The week, we have seen right wing groups attempt to falsely equate SPLC's criticism of FRC with FRC's anti-gay rhetoric. That has taken a backseat to this afternoon's effort by National Organization for Marriage:

  • NOM: Chorus of Voices Decry Media Double-Standard on FRC Shooter, SPLC. Top conservative writers and bloggers are all pointing out the double standard the media is applying to the FRC shooter and SPLC, compared to the outcry the media expressed in the wake of the Rep. Gabby Giffords shooting as they attempted to pin the violence on right-wing politics.
  • Breitbart: It's impossible not to notice that this is precisely what many on the left accused Sarah Palin of doing in January 2011 after Jared Loughner shot Rep. Giffords and several bystanders in a Tucson parking lot. 
  • Red State:  I hope my friends in the media who spent much time talking about Sarah Palin’s political target map will now talk about the Southern Poverty Law Center’s routine and reckless use of the label “hate group” with which is smears conservatives.
  • Hot Air: Why yes, this is eerily similar to the left claiming after Gabby Giffords was shot that Palin’s “crosshairs” election map inspired Jared Loughner. With two differences. First, Loughner was not, in fact, inspired by Palin whereas this guy, per his own plea bargain, did consult the SPLC website in choosing people to kill. 
On January 8, 2011, U.S. Representative Gabrielle Giffords and eighteen others were shot during a constituent meeting held in a supermarket parking lot in the Tucson metropolitan area. Six people died.

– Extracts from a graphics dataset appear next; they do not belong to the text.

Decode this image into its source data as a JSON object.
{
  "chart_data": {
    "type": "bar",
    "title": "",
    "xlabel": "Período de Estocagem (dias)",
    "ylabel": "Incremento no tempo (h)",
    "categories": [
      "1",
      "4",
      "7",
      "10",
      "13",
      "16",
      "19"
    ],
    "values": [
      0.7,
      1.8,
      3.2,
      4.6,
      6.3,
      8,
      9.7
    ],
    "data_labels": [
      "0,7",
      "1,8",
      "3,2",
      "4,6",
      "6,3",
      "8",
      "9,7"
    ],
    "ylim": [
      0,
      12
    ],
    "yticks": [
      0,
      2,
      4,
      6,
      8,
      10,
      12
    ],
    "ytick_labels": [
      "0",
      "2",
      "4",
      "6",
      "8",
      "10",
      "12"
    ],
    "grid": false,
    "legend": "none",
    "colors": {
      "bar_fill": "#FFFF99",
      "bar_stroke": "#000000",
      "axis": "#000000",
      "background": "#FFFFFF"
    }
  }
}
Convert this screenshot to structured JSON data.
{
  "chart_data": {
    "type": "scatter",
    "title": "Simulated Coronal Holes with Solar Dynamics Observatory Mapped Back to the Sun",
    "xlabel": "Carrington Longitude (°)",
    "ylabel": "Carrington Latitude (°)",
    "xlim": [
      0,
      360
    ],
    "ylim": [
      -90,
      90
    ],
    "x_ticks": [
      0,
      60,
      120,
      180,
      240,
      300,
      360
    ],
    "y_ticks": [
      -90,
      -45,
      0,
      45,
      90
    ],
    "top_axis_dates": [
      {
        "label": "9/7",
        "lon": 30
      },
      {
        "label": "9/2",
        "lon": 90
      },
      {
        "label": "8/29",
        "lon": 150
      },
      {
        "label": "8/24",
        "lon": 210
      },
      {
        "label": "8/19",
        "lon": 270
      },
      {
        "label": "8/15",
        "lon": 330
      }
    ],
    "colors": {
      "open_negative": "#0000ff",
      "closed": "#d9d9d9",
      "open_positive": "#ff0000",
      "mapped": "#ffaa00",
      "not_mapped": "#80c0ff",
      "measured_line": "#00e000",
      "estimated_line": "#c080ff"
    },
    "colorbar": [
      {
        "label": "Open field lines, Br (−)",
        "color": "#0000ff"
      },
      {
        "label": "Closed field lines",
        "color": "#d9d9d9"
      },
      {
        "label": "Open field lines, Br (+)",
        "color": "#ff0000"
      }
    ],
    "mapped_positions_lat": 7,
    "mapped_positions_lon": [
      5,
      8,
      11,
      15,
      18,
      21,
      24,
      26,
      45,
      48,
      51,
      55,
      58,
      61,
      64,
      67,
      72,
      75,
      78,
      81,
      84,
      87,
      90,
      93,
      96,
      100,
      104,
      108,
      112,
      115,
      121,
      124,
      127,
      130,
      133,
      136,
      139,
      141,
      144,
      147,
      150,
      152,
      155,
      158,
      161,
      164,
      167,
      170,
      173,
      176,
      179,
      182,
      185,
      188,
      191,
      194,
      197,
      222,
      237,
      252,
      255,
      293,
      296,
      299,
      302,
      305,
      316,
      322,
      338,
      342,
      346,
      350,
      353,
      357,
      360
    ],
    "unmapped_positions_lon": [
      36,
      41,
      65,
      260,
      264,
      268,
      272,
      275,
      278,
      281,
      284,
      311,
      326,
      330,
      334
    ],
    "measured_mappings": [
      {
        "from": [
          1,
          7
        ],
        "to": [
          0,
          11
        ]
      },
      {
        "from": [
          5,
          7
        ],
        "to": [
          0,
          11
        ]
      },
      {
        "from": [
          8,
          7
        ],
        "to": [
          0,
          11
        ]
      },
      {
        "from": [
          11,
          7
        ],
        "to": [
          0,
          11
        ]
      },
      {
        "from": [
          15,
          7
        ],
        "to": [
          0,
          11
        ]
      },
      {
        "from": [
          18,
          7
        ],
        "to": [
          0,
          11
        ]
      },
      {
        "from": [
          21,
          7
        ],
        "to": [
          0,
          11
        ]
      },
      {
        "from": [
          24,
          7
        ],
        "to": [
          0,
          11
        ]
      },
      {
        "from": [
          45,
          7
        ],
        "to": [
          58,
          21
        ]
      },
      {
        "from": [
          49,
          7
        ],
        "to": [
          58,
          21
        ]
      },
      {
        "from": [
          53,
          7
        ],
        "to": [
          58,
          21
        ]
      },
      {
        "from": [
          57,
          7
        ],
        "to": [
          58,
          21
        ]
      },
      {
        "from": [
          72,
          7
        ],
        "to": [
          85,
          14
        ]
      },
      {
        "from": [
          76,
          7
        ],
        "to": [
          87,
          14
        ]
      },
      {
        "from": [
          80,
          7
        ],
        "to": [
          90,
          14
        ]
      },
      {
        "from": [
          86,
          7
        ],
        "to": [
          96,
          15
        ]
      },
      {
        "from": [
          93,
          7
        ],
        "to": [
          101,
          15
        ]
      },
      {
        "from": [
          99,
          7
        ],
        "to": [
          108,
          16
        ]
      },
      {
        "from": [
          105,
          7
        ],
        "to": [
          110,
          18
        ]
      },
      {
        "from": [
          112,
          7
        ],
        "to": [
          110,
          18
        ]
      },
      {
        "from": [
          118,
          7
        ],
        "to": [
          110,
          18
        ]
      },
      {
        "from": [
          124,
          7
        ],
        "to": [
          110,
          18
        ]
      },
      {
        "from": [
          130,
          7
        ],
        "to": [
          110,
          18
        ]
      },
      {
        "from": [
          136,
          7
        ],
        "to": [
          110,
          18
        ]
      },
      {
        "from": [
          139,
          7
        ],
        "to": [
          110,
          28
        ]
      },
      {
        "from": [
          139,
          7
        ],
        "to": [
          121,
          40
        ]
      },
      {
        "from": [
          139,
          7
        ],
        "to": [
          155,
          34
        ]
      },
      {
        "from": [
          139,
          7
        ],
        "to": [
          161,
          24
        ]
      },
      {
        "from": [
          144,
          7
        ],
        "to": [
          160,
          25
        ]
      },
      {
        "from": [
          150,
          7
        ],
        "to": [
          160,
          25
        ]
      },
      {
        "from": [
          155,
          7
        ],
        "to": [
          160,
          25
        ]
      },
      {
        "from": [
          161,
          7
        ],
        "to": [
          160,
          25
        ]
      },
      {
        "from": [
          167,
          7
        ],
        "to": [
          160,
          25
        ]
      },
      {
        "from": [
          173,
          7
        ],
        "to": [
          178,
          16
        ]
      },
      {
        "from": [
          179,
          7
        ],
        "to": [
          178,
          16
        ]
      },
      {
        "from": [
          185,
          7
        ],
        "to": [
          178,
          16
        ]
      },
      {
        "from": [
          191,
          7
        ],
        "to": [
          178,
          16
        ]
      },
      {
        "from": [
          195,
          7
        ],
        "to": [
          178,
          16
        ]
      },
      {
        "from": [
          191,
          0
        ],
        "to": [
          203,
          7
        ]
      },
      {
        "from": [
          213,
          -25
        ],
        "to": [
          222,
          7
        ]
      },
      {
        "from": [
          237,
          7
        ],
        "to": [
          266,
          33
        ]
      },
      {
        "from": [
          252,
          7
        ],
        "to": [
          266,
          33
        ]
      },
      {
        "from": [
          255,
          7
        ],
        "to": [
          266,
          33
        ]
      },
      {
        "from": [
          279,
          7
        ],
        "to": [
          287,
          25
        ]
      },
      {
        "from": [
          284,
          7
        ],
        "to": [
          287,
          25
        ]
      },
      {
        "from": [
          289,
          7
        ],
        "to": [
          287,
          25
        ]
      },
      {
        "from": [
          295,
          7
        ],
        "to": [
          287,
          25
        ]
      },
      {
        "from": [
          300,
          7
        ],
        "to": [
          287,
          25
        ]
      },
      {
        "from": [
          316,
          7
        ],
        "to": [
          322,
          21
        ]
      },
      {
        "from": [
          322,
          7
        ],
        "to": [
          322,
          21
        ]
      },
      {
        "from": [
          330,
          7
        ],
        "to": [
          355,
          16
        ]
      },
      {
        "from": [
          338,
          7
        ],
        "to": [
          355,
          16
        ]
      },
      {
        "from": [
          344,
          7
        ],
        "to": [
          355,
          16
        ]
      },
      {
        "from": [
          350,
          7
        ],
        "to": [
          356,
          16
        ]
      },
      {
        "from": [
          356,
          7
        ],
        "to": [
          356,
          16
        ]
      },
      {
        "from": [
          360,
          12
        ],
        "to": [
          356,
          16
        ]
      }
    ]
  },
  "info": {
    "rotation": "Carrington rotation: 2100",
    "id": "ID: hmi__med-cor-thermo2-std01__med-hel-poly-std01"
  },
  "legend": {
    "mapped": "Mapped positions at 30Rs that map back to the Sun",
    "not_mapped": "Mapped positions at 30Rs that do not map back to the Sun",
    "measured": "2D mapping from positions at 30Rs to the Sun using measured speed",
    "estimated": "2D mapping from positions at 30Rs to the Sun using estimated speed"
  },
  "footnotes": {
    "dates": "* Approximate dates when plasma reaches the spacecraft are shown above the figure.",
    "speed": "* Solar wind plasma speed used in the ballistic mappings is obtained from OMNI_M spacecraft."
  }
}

Palin's cross-hairs map was "published" in March of 2010. Palin introduced it with a tweet; "Don't retreat, instead- RELOAD!"

While a number of people did, in fact, note that Giffords was in Palin's cross-hairs, nobody blamed Palin. Palin was accused of very bad taste for using gun violence imagery for political purposes.

Furthermore, there is a false narrative rattling around in the right wing echo chamber. It is true that the FRC shooter visited the SPLC website. Corkins, however, does not claim to have selected his targets from the SPLC hate group list. He was also pissed off at Chick-fil-A which is not listed by the SPLC as a hate group.

The right are upset that the SPLC includes anti-gay hate groups     most of whom are Christian organizations. Their criticism is misdirected. The SPLC has very specific criteria for being designated a hate group. There is a reason, for example, that Family Research Council is listed while Focus on the Family is not. Indeed, National Organization for Marriage is not listed. I think that they should be but that is a different topic.

The right are always upset with "the liberal left wing media." In this case that, too, is misplaced. They are creating yet another false equivalence that the human rights work of the highly respected SPLC  is somehow comparable to Sarah Palin's political tweets and Facebook postings. Moreover, listing hate groups is part of the work that SPLC does. Using cross-hairs to identify political "targets" was entirely discretionary. The criticism of Palin had nothing to do with her political leanings but her choices in the way in which she expressed them.

Yet one accurate equivalence is missing. Just as nobody blamed Sarah Palin for the Tuscon shooting, nobody should be blaming SPLC for the shooting at Family Research Council.

I suggest that NOM et al direct their criticism at FRC for defaming some of their fellow citizens unless, of course, they agree, for example, that gay men are predisposed to be child molesters. As for the gay community, we have been non-violent in thought and deed. Our leadership came together in a "chorus" of disapproval over the shooting of an employee of Family Research Council.